本文主要介绍了Kafka High level的代码架构和主要的类。

这张图是0.8版本的架构

Boker 架构

1 network layer

Kafka使用NIO自己实现了网络层的代码，而不是采用netty, mina等第三方的网络框架。从性能上来讲，这一块的代码不是性能的瓶颈。

它采用IO多路复用和多线程下的Reactor模式,主要实现类包括SocketServer, Acceptor, Processor和RequestChannel。

Kafka的服务器由SocketServer实现,它是一个NIO的服务器，线程模型如下：

1个Acceptor线程负责处理新连接
N个Processor线程，每个processor都有自己的selector，负责从socket中读取请求和发送response
M个Handler线程处理请求，并产生response给processor线程

可以从上面的图形中看到Acceptor, Processor和Handler的功能。

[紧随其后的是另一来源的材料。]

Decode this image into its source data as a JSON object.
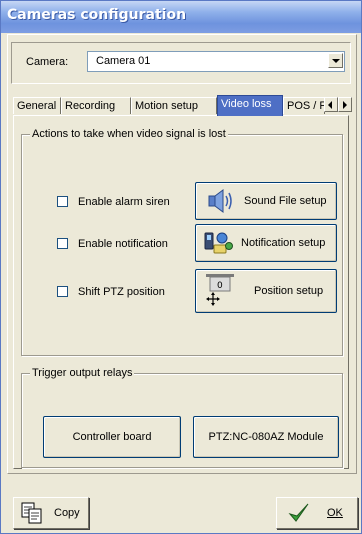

1.1 a. Boker在启动的时候会调用SocketServer的startup方法。

def startup() {

    ......

    for(i <- 0 until numProcessorThreads) {

      processors(i) = new Processor(i,

                                    time,

                                    maxRequestSize,

                                    aggregateIdleMeter,

                                    newMeter("IdlePercent", "percent", TimeUnit.NANOSECONDS, Map("networkProcessor" -> i.toString)),

                                    numProcessorThreads,

                                    requestChannel,

                                    quotas,

                                    connectionsMaxIdleMs)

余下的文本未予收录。